Comments/questions: need to ensure the optimization is science/dollar. SpecMark is going through a new round of solicitations for applications so it would be good to get some standard science applications in there.

Panel Future SC Computing/Infrastructure Needs

Dave Bader PNNL, Don Batchelor ORNL, Rick Stevens ANL,

Climate modeling constant is 4-10 years/day. Death of vector was premature. Need special purpose computers for earth sciences.

Discussions

Had long set of discussions with our INCITE collaborators from Rice (Rolf Reidi and Richard Baraniuk) and LANL (Wu-chun Feng and ). Discussed where to focus in the coming year. Possibilities include: Take packet dispersion techniques and build into TCP stack to assist in bandwidth estimation. Test out packetchirp on high speed networks, compare with ABwE. Find out whether Tom Dunigan's integration of Wu's Dynamic window estimation into Web100 was included in the version we used at Sunnyvale. Evaluate Rice's TCP/LP (a low priority version of TCP) see how it works on a high performance network, and how it behaves compared to say QBSS.

Talked to KC Claffy about pathload. There will be a new release in April that will address speeds > OC3.

Gave Mary Anne Scott of DoE information on the LSR, hoping she could say something in her "Collaboratories, networking/middleware" session on Tuesday, which she kindly did.

Talked to Steve Woorsly of UCSC who works on supernovae. They need to send a GByte/hour from the simulator at NERSC to the customer site. The way they do things today is constrained by today's achievable data rates.

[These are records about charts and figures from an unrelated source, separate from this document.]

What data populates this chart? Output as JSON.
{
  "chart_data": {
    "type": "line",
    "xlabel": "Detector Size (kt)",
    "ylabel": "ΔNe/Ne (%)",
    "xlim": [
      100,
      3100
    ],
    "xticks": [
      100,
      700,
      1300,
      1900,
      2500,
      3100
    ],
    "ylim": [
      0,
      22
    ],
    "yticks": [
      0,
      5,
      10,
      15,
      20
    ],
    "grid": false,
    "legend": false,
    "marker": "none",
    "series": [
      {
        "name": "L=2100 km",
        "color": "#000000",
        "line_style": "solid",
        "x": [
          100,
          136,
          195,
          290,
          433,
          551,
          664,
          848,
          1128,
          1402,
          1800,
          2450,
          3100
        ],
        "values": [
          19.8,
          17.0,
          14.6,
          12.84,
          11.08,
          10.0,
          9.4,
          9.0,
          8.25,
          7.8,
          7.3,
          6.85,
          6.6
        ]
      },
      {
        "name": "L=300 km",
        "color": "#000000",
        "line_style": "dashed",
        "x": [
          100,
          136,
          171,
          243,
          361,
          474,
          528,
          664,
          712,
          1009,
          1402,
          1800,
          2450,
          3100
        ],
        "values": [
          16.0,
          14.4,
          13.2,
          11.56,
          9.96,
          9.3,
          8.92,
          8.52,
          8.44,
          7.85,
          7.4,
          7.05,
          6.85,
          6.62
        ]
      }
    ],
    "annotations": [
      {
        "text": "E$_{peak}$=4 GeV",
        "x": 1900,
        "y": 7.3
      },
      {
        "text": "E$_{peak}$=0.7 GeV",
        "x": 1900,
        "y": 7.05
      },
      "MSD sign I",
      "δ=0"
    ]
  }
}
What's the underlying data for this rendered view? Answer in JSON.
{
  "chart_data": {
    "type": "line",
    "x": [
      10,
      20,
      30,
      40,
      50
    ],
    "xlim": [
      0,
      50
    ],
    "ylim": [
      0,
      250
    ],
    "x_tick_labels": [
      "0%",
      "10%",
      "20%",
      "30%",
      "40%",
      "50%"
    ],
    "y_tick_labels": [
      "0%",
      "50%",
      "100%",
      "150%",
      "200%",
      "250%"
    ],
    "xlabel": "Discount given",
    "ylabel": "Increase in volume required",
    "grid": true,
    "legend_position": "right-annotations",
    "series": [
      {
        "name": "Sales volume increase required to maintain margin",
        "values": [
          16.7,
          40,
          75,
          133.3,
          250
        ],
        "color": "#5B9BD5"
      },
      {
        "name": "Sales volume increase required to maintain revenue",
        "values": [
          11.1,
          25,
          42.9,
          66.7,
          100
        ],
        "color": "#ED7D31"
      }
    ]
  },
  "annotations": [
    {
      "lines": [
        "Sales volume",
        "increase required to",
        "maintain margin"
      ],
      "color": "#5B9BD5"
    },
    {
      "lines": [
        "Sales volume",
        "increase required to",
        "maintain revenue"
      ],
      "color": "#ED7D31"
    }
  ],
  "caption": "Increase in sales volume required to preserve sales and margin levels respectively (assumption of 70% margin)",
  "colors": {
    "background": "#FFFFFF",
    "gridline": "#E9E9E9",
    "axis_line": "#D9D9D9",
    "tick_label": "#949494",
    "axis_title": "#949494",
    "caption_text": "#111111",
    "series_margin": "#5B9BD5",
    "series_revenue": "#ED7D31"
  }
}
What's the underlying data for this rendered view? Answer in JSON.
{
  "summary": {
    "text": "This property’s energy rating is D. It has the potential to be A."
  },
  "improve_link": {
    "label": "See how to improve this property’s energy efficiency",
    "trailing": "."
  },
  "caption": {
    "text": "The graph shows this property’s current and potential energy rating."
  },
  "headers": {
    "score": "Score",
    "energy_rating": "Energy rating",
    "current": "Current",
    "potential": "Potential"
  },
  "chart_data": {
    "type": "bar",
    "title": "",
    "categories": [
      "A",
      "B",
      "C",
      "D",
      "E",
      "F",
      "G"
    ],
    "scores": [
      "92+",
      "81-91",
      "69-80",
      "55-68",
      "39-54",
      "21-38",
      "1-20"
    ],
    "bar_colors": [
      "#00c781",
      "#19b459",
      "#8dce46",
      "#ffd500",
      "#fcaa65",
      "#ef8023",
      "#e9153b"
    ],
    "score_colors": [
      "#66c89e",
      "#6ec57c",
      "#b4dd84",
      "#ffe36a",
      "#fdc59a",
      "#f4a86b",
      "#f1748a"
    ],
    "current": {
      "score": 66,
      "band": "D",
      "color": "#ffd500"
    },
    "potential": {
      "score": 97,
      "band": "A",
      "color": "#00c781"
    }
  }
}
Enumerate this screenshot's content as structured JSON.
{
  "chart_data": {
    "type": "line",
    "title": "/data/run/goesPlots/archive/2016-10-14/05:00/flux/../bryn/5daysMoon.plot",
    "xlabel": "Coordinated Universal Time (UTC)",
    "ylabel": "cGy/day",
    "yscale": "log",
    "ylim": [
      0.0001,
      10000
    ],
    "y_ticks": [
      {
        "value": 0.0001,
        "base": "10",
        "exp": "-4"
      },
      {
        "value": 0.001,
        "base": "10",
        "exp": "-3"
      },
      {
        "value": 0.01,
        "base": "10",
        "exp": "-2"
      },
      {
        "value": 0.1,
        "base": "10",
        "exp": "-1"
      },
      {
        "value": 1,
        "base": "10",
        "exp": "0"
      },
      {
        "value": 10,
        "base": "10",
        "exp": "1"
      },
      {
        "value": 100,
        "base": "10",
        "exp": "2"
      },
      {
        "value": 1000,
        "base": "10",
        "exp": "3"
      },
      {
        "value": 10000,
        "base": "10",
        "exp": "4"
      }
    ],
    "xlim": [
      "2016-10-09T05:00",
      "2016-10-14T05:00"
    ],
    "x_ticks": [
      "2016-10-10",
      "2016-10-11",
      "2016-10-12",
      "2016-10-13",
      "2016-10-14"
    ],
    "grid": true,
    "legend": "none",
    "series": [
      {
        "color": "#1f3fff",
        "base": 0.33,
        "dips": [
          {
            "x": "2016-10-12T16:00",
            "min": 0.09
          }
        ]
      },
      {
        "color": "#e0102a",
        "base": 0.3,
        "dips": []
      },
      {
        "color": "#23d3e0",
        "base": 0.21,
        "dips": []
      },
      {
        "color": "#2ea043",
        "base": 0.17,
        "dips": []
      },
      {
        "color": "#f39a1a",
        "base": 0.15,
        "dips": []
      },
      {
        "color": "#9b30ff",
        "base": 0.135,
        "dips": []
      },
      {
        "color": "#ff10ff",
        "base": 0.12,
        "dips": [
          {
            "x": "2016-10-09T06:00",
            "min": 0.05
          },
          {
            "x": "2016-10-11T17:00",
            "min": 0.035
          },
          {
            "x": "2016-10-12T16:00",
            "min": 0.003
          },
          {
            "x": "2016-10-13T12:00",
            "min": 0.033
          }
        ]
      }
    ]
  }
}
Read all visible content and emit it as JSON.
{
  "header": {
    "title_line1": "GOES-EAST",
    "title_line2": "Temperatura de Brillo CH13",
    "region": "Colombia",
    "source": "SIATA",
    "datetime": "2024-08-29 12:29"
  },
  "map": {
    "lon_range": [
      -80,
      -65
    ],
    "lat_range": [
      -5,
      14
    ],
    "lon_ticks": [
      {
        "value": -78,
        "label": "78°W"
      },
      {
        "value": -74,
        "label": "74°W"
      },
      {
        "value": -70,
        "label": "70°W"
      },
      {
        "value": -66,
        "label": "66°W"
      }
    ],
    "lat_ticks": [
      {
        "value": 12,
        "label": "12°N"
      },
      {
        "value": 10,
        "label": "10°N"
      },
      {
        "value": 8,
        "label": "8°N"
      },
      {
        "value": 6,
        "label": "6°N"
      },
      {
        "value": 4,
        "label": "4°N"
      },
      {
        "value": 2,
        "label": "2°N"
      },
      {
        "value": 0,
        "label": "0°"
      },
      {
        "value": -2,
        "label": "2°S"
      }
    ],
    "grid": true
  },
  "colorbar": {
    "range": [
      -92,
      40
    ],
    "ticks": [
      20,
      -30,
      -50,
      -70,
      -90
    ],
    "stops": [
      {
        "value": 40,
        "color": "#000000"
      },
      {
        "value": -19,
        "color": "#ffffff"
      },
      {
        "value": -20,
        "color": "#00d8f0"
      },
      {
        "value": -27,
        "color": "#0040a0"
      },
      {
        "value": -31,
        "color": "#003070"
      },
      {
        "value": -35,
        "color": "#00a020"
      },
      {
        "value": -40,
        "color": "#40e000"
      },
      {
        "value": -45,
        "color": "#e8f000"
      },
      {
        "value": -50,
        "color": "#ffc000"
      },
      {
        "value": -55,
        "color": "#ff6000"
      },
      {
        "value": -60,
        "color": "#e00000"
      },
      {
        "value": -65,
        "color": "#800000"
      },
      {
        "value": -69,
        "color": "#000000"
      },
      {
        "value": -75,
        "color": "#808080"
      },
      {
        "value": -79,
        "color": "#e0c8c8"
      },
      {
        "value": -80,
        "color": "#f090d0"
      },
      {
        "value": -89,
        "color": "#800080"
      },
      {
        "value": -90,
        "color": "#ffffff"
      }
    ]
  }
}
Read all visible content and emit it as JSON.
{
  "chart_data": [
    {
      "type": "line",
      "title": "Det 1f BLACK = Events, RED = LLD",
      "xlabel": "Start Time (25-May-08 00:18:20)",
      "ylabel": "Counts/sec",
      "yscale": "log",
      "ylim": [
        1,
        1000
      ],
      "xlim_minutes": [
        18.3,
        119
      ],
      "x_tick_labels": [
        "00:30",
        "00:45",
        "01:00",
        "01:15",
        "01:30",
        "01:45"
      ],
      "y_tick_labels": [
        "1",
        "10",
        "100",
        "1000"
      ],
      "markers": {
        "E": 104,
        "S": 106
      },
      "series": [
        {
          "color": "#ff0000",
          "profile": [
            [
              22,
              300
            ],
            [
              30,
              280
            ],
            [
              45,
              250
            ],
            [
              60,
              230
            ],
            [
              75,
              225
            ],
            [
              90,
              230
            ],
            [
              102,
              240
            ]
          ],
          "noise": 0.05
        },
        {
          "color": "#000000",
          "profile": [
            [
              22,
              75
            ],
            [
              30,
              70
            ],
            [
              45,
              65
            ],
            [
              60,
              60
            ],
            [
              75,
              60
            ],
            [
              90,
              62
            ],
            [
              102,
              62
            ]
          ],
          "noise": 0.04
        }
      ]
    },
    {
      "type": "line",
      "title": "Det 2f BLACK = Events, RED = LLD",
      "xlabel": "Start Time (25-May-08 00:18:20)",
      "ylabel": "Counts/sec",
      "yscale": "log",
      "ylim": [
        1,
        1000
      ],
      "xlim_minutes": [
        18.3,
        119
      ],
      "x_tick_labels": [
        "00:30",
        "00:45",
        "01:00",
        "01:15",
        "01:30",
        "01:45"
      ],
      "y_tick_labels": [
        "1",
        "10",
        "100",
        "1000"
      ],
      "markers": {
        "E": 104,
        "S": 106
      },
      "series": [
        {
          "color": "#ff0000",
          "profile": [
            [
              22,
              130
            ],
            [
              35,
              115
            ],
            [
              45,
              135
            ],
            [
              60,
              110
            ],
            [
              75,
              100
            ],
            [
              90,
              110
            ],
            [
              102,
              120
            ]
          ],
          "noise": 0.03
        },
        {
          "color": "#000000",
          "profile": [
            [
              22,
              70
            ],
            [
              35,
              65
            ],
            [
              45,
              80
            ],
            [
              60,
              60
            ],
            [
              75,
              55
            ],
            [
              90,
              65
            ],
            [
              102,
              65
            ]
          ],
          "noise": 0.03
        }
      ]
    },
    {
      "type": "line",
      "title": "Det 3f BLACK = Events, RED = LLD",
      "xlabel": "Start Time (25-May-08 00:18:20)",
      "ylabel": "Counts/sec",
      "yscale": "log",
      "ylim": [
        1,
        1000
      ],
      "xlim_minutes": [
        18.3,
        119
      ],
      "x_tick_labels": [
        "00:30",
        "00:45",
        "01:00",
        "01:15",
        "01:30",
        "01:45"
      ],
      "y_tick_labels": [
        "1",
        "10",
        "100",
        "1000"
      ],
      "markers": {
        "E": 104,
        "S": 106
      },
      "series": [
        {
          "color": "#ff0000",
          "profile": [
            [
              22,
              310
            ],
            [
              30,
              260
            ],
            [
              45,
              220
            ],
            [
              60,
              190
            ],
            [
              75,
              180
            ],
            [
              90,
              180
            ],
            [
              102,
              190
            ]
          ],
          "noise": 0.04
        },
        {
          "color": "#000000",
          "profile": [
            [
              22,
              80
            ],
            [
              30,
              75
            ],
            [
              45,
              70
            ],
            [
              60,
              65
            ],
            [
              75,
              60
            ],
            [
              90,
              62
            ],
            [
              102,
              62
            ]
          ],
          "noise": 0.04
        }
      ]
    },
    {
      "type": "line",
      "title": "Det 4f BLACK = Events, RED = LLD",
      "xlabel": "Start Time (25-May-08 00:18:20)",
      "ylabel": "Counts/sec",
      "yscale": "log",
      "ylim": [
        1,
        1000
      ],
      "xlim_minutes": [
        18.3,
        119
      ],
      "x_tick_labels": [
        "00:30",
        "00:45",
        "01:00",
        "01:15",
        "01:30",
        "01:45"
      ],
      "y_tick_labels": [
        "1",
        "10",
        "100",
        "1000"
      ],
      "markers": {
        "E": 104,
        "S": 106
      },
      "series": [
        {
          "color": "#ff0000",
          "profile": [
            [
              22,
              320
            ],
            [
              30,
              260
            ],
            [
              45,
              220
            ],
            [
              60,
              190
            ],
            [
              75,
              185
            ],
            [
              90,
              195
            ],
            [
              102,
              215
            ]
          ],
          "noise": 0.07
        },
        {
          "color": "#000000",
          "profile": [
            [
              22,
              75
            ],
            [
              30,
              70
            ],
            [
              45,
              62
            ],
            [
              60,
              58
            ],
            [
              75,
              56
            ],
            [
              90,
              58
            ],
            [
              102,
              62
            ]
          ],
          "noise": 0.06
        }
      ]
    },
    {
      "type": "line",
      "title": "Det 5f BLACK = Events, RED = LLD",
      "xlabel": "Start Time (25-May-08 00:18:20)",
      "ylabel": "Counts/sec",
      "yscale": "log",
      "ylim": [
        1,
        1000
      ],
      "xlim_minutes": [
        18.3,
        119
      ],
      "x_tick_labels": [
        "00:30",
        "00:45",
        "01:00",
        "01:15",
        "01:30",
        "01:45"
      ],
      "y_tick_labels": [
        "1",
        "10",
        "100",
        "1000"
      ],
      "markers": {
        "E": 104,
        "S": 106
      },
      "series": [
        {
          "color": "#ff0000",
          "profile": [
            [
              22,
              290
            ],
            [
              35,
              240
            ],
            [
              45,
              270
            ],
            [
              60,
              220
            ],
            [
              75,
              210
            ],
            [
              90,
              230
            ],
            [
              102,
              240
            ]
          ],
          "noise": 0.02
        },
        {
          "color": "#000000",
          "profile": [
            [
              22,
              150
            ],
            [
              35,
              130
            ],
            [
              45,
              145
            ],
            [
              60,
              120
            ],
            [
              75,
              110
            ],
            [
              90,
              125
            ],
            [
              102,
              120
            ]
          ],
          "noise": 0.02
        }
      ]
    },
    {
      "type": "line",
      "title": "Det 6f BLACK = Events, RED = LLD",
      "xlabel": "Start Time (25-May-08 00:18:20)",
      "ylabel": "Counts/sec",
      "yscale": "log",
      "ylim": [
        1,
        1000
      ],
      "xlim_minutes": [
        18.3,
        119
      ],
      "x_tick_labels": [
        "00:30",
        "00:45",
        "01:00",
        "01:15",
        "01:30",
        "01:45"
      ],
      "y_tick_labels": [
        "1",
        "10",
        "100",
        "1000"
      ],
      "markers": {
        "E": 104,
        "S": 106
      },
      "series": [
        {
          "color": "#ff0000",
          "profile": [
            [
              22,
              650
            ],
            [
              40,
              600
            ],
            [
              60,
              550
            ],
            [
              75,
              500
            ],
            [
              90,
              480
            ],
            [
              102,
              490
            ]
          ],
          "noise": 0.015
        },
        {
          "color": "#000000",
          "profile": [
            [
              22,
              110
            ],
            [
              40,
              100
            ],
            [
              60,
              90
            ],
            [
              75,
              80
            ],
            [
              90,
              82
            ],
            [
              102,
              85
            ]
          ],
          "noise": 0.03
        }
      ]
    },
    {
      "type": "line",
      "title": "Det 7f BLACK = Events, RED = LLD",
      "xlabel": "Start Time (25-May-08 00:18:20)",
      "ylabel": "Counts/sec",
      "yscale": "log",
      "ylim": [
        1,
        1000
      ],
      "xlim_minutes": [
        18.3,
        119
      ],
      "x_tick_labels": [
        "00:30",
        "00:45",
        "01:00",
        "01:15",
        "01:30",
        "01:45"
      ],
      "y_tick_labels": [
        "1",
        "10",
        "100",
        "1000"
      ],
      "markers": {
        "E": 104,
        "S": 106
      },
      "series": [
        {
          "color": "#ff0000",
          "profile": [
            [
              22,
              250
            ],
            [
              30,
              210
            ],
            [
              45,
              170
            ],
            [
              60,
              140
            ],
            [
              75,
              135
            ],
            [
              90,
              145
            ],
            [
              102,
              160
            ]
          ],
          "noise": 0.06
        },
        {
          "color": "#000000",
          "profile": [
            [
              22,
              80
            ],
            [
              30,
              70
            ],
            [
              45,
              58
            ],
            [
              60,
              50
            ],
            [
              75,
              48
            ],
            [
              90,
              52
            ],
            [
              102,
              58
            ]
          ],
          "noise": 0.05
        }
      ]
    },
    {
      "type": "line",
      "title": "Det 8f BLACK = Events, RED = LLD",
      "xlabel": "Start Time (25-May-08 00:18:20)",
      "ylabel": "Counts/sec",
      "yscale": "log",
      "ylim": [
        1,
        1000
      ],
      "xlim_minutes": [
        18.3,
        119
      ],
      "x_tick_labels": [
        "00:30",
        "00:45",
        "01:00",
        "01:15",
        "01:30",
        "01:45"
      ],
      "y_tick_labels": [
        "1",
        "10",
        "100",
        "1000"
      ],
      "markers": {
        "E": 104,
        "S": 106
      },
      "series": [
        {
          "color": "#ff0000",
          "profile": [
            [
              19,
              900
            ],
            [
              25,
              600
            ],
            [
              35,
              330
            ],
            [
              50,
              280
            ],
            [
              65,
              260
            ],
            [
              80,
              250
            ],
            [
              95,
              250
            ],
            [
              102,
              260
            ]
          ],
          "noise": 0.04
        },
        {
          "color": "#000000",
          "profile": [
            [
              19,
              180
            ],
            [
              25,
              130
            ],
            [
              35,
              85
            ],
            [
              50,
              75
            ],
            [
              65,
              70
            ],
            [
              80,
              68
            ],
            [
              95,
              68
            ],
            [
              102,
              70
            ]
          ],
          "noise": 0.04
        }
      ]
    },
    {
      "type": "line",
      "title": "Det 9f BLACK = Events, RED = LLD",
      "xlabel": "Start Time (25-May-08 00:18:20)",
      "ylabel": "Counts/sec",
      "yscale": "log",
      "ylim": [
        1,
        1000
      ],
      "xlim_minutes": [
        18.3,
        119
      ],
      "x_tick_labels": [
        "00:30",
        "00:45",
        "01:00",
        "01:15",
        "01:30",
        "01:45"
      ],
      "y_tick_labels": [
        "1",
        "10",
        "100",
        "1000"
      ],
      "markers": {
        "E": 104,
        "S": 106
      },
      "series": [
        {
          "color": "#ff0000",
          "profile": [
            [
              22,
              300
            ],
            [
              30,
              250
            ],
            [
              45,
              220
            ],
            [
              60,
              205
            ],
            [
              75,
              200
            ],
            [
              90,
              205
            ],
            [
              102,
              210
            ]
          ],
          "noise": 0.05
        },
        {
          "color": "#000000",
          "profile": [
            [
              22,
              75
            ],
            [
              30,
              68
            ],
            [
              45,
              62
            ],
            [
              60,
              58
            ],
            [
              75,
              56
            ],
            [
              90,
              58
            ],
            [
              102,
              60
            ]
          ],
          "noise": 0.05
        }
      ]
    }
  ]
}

Talked to Don Petravick of FNAL. He now leads the network and security groups at FNAL. He wants to re-invigorate advanced network technology at FNAL. He is keen to get more involved with the IEPM/BW/PingER work. He would like to set up a meeting between SLAC and FNAL folks to share ideas and discuss futures.

Send ABwE to Mark Gardner at LANL & Don Petravick at FNAL. Set up meeting between FNAL and SLAC IEPM interested folks.